4 Box and Whisker Plot

A Box and Whisker Plot, also known as a box plot, is a graphical representation of the distribution of a dataset. It provides a concise summary of the dataset’s key statistical measures and helps you visualize the spread and skewness of the data (Machiwal and Jha 2012). Here’s how a typical box and whisker plot is structured:

  • Box: The box in the middle of the plot represents the interquartile range (IQR), which contains the middle 50% of the data. The bottom edge of the box represents the 25th percentile (Q1), and the top edge represents the 75th percentile (Q3).

  • Whiskers: The whiskers extend from the box and represent the range of the data, excluding outliers. They typically extend to a certain multiple of the IQR beyond the quartiles. Outliers beyond the whiskers are often plotted as individual points.

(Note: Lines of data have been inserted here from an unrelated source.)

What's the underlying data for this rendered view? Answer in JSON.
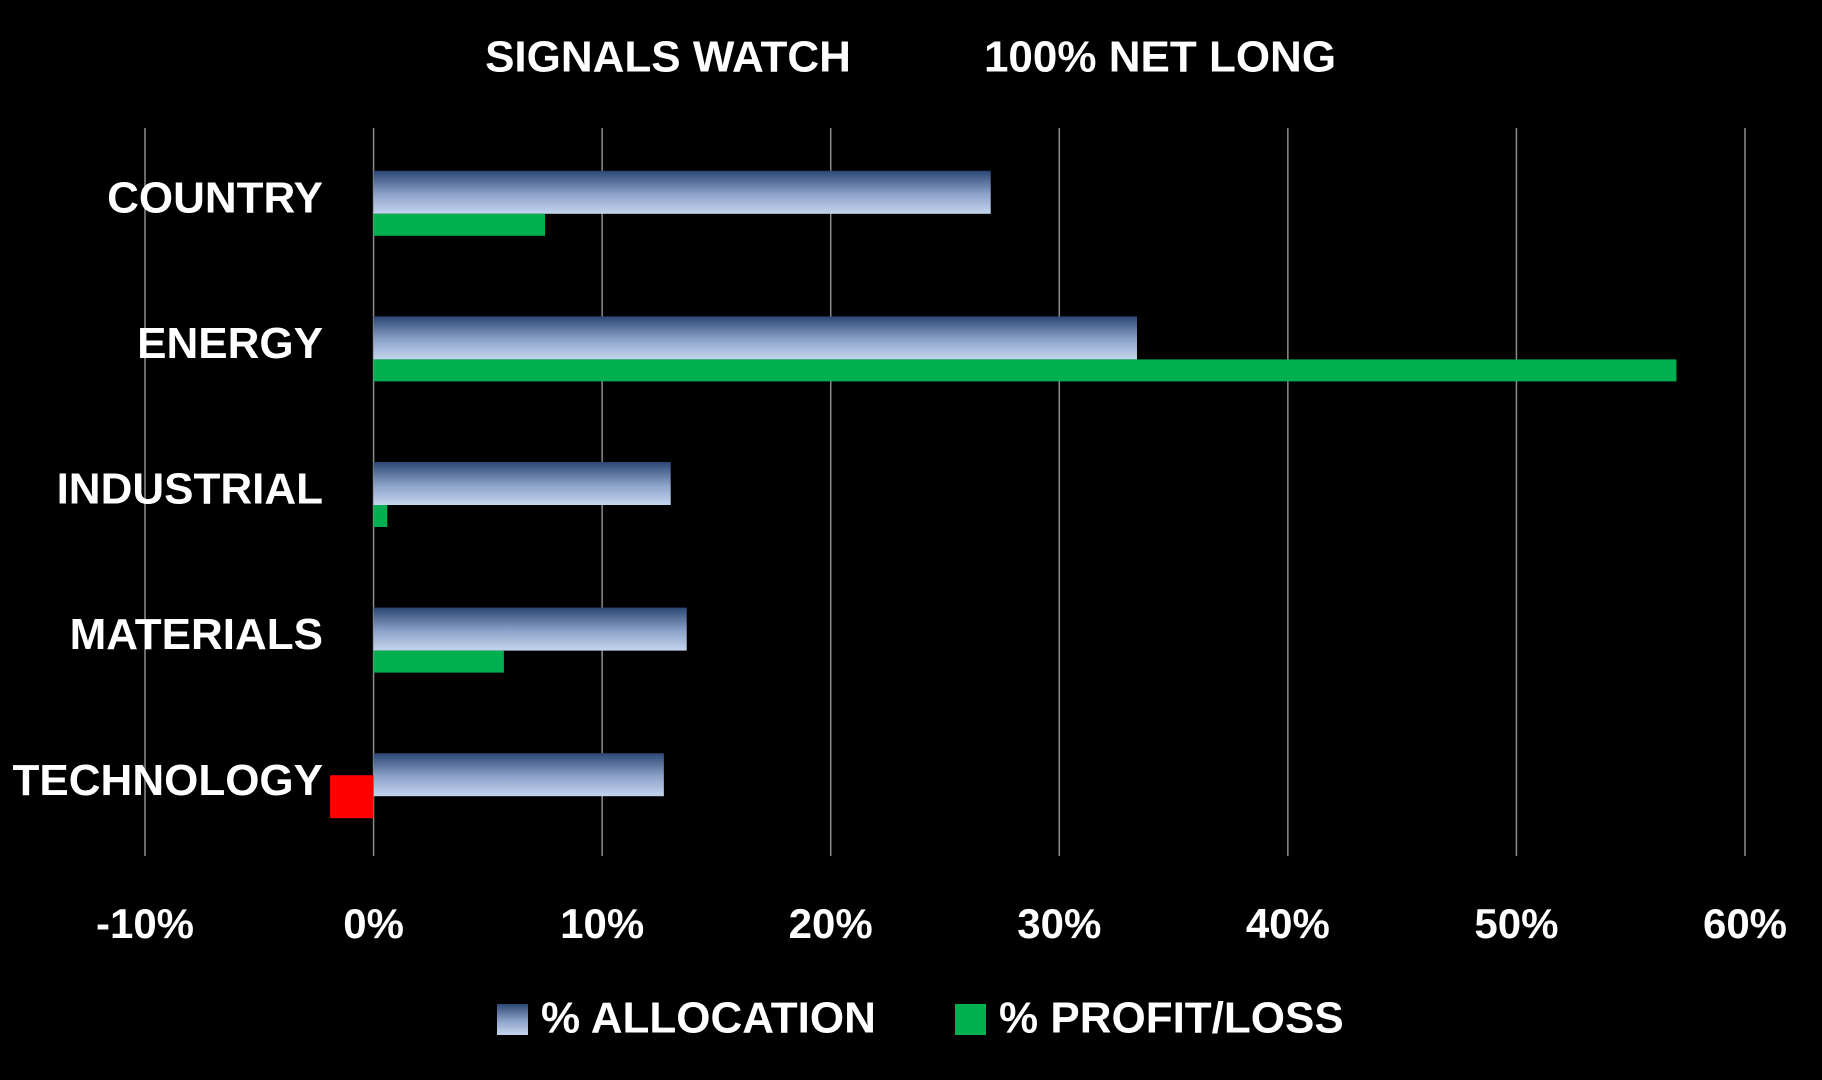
{
  "chart_data": {
    "type": "hbar",
    "title": "SIGNALS WATCH",
    "subtitle": "100% NET LONG",
    "categories": [
      "COUNTRY",
      "ENERGY",
      "INDUSTRIAL",
      "MATERIALS",
      "TECHNOLOGY"
    ],
    "series": [
      {
        "name": "% ALLOCATION",
        "color": "#c5d5ee",
        "values": [
          27,
          33.4,
          13,
          13.7,
          12.7
        ]
      },
      {
        "name": "% PROFIT/LOSS",
        "color": "#00b050",
        "negative_color": "#ff0000",
        "values": [
          7.5,
          57,
          0.6,
          5.7,
          -1.9
        ]
      }
    ],
    "xlim": [
      -10,
      60
    ],
    "xticks": [
      {
        "value": -10,
        "label": "-10%"
      },
      {
        "value": 0,
        "label": "0%"
      },
      {
        "value": 10,
        "label": "10%"
      },
      {
        "value": 20,
        "label": "20%"
      },
      {
        "value": 30,
        "label": "30%"
      },
      {
        "value": 40,
        "label": "40%"
      },
      {
        "value": 50,
        "label": "50%"
      },
      {
        "value": 60,
        "label": "60%"
      }
    ],
    "grid": true,
    "legend": "bottom"
  }
}
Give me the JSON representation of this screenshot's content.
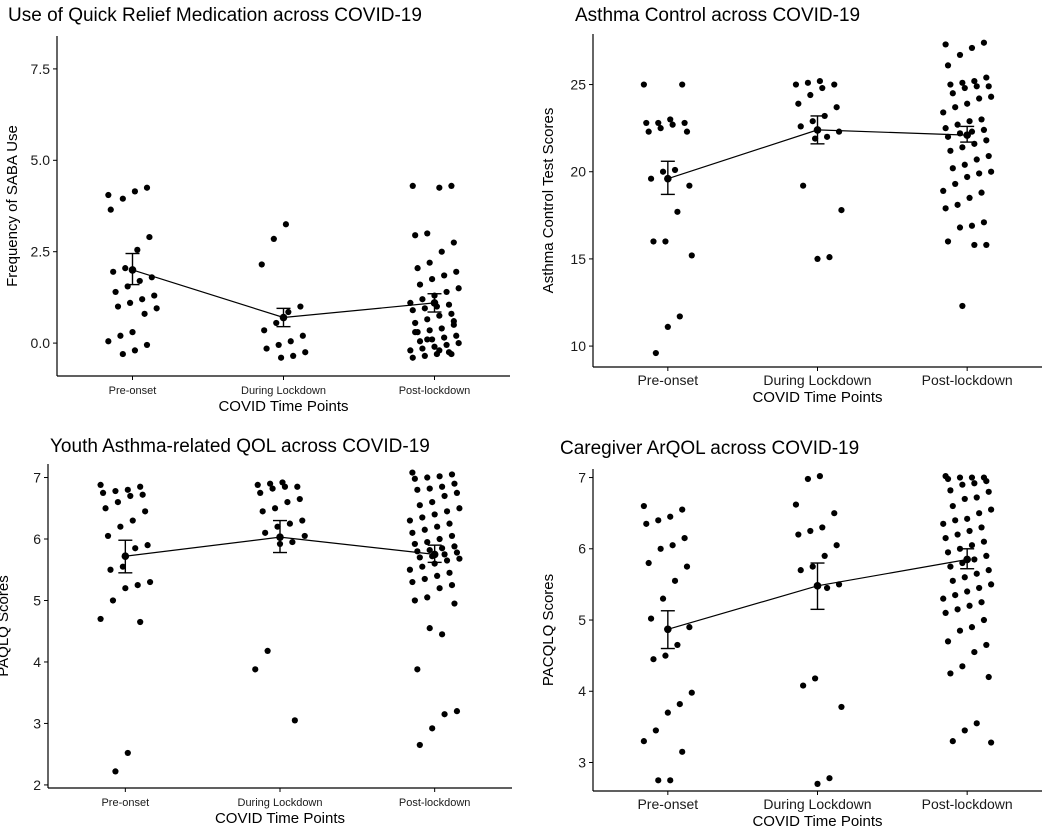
{
  "chart_data": [
    {
      "type": "scatter",
      "title": "Use of Quick Relief Medication across COVID-19",
      "xlabel": "COVID Time Points",
      "ylabel": "Frequency of SABA Use",
      "categories": [
        "Pre-onset",
        "During Lockdown",
        "Post-lockdown"
      ],
      "ylim": [
        -0.9,
        8.4
      ],
      "yticks": [
        0.0,
        2.5,
        5.0,
        7.5
      ],
      "ytick_labels": [
        "0.0",
        "2.5",
        "5.0",
        "7.5"
      ],
      "means": [
        2.0,
        0.7,
        1.1
      ],
      "ci_low": [
        1.6,
        0.45,
        0.85
      ],
      "ci_high": [
        2.45,
        0.95,
        1.35
      ],
      "points": [
        [
          4.05,
          4.25,
          4.15,
          3.95,
          3.65,
          2.9,
          2.55,
          2.05,
          1.95,
          1.8,
          1.7,
          1.55,
          1.4,
          1.3,
          1.2,
          1.1,
          1.0,
          0.95,
          0.8,
          0.3,
          0.2,
          0.05,
          -0.05,
          -0.2,
          -0.3
        ],
        [
          3.25,
          2.85,
          2.15,
          1.0,
          0.85,
          0.55,
          0.35,
          0.2,
          0.05,
          -0.05,
          -0.15,
          -0.25,
          -0.35,
          -0.4
        ],
        [
          4.3,
          4.3,
          4.25,
          3.0,
          2.95,
          2.75,
          2.5,
          2.2,
          2.05,
          1.95,
          1.85,
          1.75,
          1.6,
          1.5,
          1.4,
          1.3,
          1.2,
          1.1,
          1.05,
          1.0,
          0.95,
          0.9,
          0.8,
          0.75,
          0.65,
          0.55,
          0.5,
          0.4,
          0.35,
          0.3,
          0.2,
          0.15,
          0.1,
          0.05,
          0.0,
          -0.05,
          -0.1,
          -0.15,
          -0.2,
          -0.25,
          -0.3,
          -0.35,
          -0.4,
          -0.3,
          -0.2,
          0.1,
          0.3,
          0.6
        ]
      ]
    },
    {
      "type": "scatter",
      "title": "Asthma Control across COVID-19",
      "xlabel": "COVID Time Points",
      "ylabel": "Asthma Control Test Scores",
      "categories": [
        "Pre-onset",
        "During Lockdown",
        "Post-lockdown"
      ],
      "ylim": [
        8.8,
        27.9
      ],
      "yticks": [
        10,
        15,
        20,
        25
      ],
      "ytick_labels": [
        "10",
        "15",
        "20",
        "25"
      ],
      "means": [
        19.6,
        22.4,
        22.1
      ],
      "ci_low": [
        18.7,
        21.6,
        21.7
      ],
      "ci_high": [
        20.6,
        23.2,
        22.6
      ],
      "points": [
        [
          25.0,
          25.0,
          23.0,
          22.8,
          22.8,
          22.8,
          22.7,
          22.5,
          22.3,
          22.3,
          20.1,
          20.0,
          19.6,
          19.2,
          17.7,
          16.0,
          16.0,
          15.2,
          11.7,
          11.1,
          9.6
        ],
        [
          25.2,
          25.1,
          25.0,
          25.0,
          24.8,
          24.4,
          23.9,
          23.7,
          23.2,
          22.9,
          22.6,
          22.3,
          22.0,
          21.9,
          19.2,
          17.8,
          15.1,
          15.0
        ],
        [
          27.3,
          27.4,
          27.1,
          26.7,
          26.1,
          25.4,
          25.2,
          25.1,
          25.0,
          24.9,
          24.9,
          24.8,
          24.5,
          24.3,
          24.2,
          23.9,
          23.7,
          23.4,
          23.0,
          22.9,
          22.7,
          22.5,
          22.4,
          22.3,
          22.2,
          22.0,
          21.8,
          21.6,
          21.4,
          21.2,
          20.9,
          20.7,
          20.4,
          20.2,
          20.0,
          19.9,
          19.7,
          19.3,
          18.9,
          18.8,
          18.5,
          18.1,
          17.9,
          17.1,
          16.9,
          16.8,
          16.0,
          15.8,
          15.8,
          12.3
        ]
      ]
    },
    {
      "type": "scatter",
      "title": "Youth Asthma-related QOL across COVID-19",
      "xlabel": "COVID Time Points",
      "ylabel": "PAQLQ Scores",
      "categories": [
        "Pre-onset",
        "During Lockdown",
        "Post-lockdown"
      ],
      "ylim": [
        1.95,
        7.22
      ],
      "yticks": [
        2,
        3,
        4,
        5,
        6,
        7
      ],
      "ytick_labels": [
        "2",
        "3",
        "4",
        "5",
        "6",
        "7"
      ],
      "means": [
        5.72,
        6.03,
        5.75
      ],
      "ci_low": [
        5.45,
        5.78,
        5.62
      ],
      "ci_high": [
        5.98,
        6.3,
        5.9
      ],
      "points": [
        [
          6.88,
          6.85,
          6.8,
          6.78,
          6.75,
          6.72,
          6.7,
          6.6,
          6.5,
          6.45,
          6.3,
          6.2,
          6.05,
          5.9,
          5.85,
          5.55,
          5.5,
          5.3,
          5.25,
          5.2,
          5.0,
          4.7,
          4.65,
          2.52,
          2.22
        ],
        [
          6.92,
          6.9,
          6.88,
          6.85,
          6.85,
          6.82,
          6.75,
          6.65,
          6.6,
          6.5,
          6.45,
          6.3,
          6.25,
          6.2,
          6.1,
          6.05,
          5.95,
          5.92,
          4.18,
          3.88,
          3.05
        ],
        [
          7.08,
          7.05,
          7.02,
          7.0,
          6.98,
          6.9,
          6.85,
          6.82,
          6.8,
          6.75,
          6.7,
          6.6,
          6.55,
          6.5,
          6.45,
          6.4,
          6.35,
          6.3,
          6.25,
          6.2,
          6.15,
          6.1,
          6.05,
          6.0,
          5.95,
          5.92,
          5.88,
          5.85,
          5.82,
          5.8,
          5.78,
          5.75,
          5.72,
          5.7,
          5.68,
          5.65,
          5.6,
          5.55,
          5.5,
          5.45,
          5.4,
          5.35,
          5.3,
          5.25,
          5.2,
          5.05,
          5.0,
          4.95,
          4.45,
          4.55,
          3.88,
          3.2,
          3.15,
          2.92,
          2.65
        ]
      ]
    },
    {
      "type": "scatter",
      "title": "Caregiver ArQOL across COVID-19",
      "xlabel": "COVID Time Points",
      "ylabel": "PACQLQ Scores",
      "categories": [
        "Pre-onset",
        "During Lockdown",
        "Post-lockdown"
      ],
      "ylim": [
        2.6,
        7.12
      ],
      "yticks": [
        3,
        4,
        5,
        6,
        7
      ],
      "ytick_labels": [
        "3",
        "4",
        "5",
        "6",
        "7"
      ],
      "means": [
        4.87,
        5.48,
        5.85
      ],
      "ci_low": [
        4.6,
        5.15,
        5.72
      ],
      "ci_high": [
        5.13,
        5.8,
        6.0
      ],
      "points": [
        [
          6.6,
          6.55,
          6.45,
          6.4,
          6.35,
          6.15,
          6.05,
          6.0,
          5.8,
          5.75,
          5.55,
          5.3,
          5.02,
          4.9,
          4.65,
          4.5,
          4.45,
          3.98,
          3.82,
          3.7,
          3.45,
          3.3,
          3.15,
          2.75,
          2.75
        ],
        [
          7.02,
          6.98,
          6.62,
          6.5,
          6.3,
          6.25,
          6.2,
          6.05,
          5.9,
          5.75,
          5.7,
          5.5,
          5.45,
          4.18,
          4.08,
          3.78,
          2.78,
          2.7
        ],
        [
          7.02,
          7.0,
          7.0,
          7.0,
          6.98,
          6.95,
          6.92,
          6.9,
          6.82,
          6.8,
          6.72,
          6.7,
          6.6,
          6.55,
          6.5,
          6.42,
          6.4,
          6.35,
          6.3,
          6.25,
          6.2,
          6.15,
          6.1,
          6.05,
          6.0,
          5.95,
          5.9,
          5.85,
          5.8,
          5.75,
          5.7,
          5.65,
          5.6,
          5.55,
          5.5,
          5.45,
          5.4,
          5.35,
          5.3,
          5.25,
          5.2,
          5.15,
          5.1,
          5.0,
          4.9,
          4.85,
          4.7,
          4.65,
          4.55,
          4.35,
          4.25,
          4.2,
          3.55,
          3.45,
          3.3,
          3.28
        ]
      ]
    }
  ]
}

  • Median (line inside the box): A horizontal line inside the box represents the median (Q2), which is the middle value of the dataset when it’s sorted.

Figure from Internet
gg_Box_Ruhr <- ggplot(gdf_Ruhr) +
  geom_boxplot(aes(variable, value, fill = variable, color = variable), alpha = .5) +
  labs(x = "Gauge", y = "Discharge [m^3/s]", color = "Gauge") +
  theme(legend.position = "none")

ggplotly(gg_Box_Ruhr)

5 Quantile Plot

A ‘quantile plot’ can be used to evaluate the quantile information such as the median, quartiles, and interquartile range of the data points (Machiwal and Jha 2012).

  • geom_qq()
gg_QQ_Ruhr <- ggplot(gdf_Ruhr, aes(sample = value, color = variable)) +
  geom_qq(alpha = .5, distribution = stats::qunif) +
  geom_qq_line(distribution = stats::qunif) +
  labs(x = "Fraction", y = "Discharge [m^3/s]", color = "Gauge")

ggplotly(gg_QQ_Ruhr)

References

Machiwal, Deepesh, and Madan Kumar Jha. 2012. Hydrologic Time Series Analysis: Theory and Practice. Neu Dehli: Captial Publishing Company.